Study programs and processes at universities can differ from country to country. Therefore, here is a small survey about subjects, exams and term structures.
After getting the wanted place at a university in Germany it means to find a way and organize the chaos in this new structures and country. In Germany many things concerning university are handled with the internet because the students come from all over the country and can’t be at university all of the time especially when on holidays. In most cases one gets his or her access data with the enrollment form. For example for the web-based learning platform called ILIAS. Through this site one has access to lecture documents and further contents. The library also has such an internet platform. With this access one can control if the book he or she wants is available at the moment or can renew the time to keep the books.
Getting along with these sites and the university web-page is a good start to find all the information needed.
Furthermore, it is now important to get knowledge about the subjects and lectures. This is important not only to choose the right study program but it is also necessary to make your own timetable.
Every study program has its own study conditions and curriculum. With the help of these two it is easy to get along with all the different courses. The study conditions describe which subjects and lectures there are and where they have different weights. It also says which lectures need to be absolved. The curriculum shows what subject has to be done in which term. To make your own timetable it is also possible to ask for help among older students or to ask the student advisor.
In Germany one study year contains two terms called semester. There is a summer and a winter term. Each term lasts half a year and contains two parts, the lecture period and the lecture-free period. In the lecture period every lecture and class takes place at university. In the lecture-free period the end of term exams take place and it is also possible to make an internship, to work or to enjoy your holidays.
At university there are different kinds of lectures. The normal lectures are main part of the studies in most of the programs. A professor speaks in front of the students about important content. On the contrary, in seminars there is an exchange between the professor and his or her students and in exercises the students can apply their theoretical knowledge in practical projects.
Such lectures can be combined in a module. For example one module can contain a normal lecture and the fitting exercise. It is finished with a presentation, homework or exam. For each module the students get Credit Points or ECTS-Points. These points make it easier to compare the different programs with programs from other countries. In addition to the points the students receive grades for their exams. The grades generate the average degree at the end of a term or study program, the Credit Points show if the student has passed his or her studies or not.

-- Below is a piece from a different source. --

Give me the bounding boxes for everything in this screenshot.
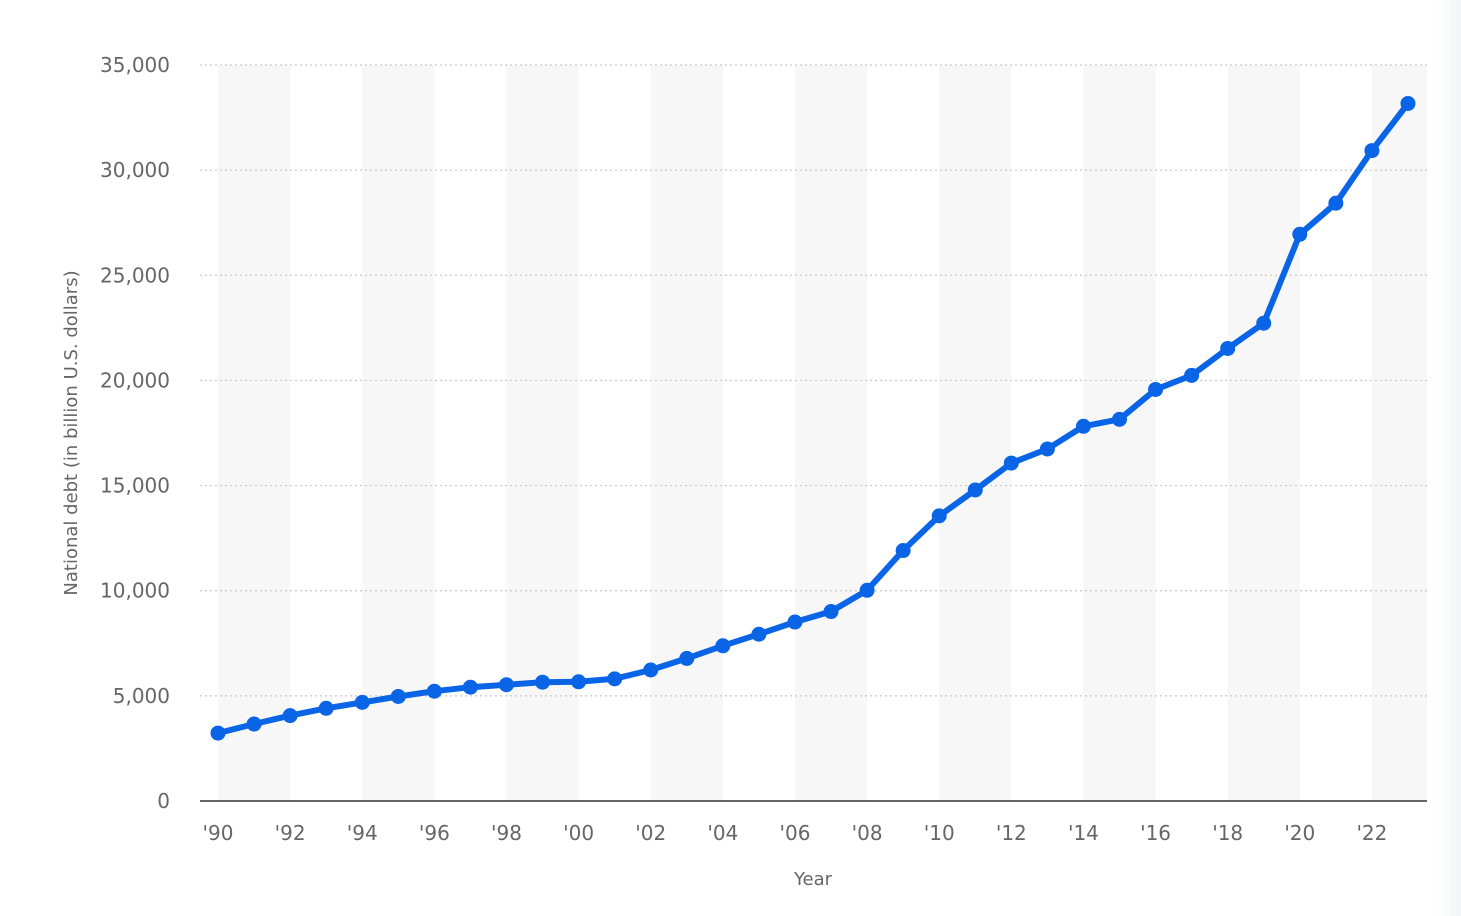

At German universities there are many contact persons to go to when problems or questions arise. The university provides the students with councelors that can answer to questions concerning the studies and special questions concerning the own process of studying. Furthermore, there are councelors for general questions concerning the life at university and for international students they have people at the foreign office which can also help in different languages and know about the special problems of international and exchange students. If you are having problems with the exams or content questions the professors or their staff will surely help you as well.
The students also provide councelors. For example the student council. This is a group of students from one program. Each study program has its own council. The student council answers to all questions concerning studies and life. Because there are many older students in it one can ask many questions concerning the process and concrete cycle of the studies and lectures. Everybody can become a member of the students council if interested in the university policy.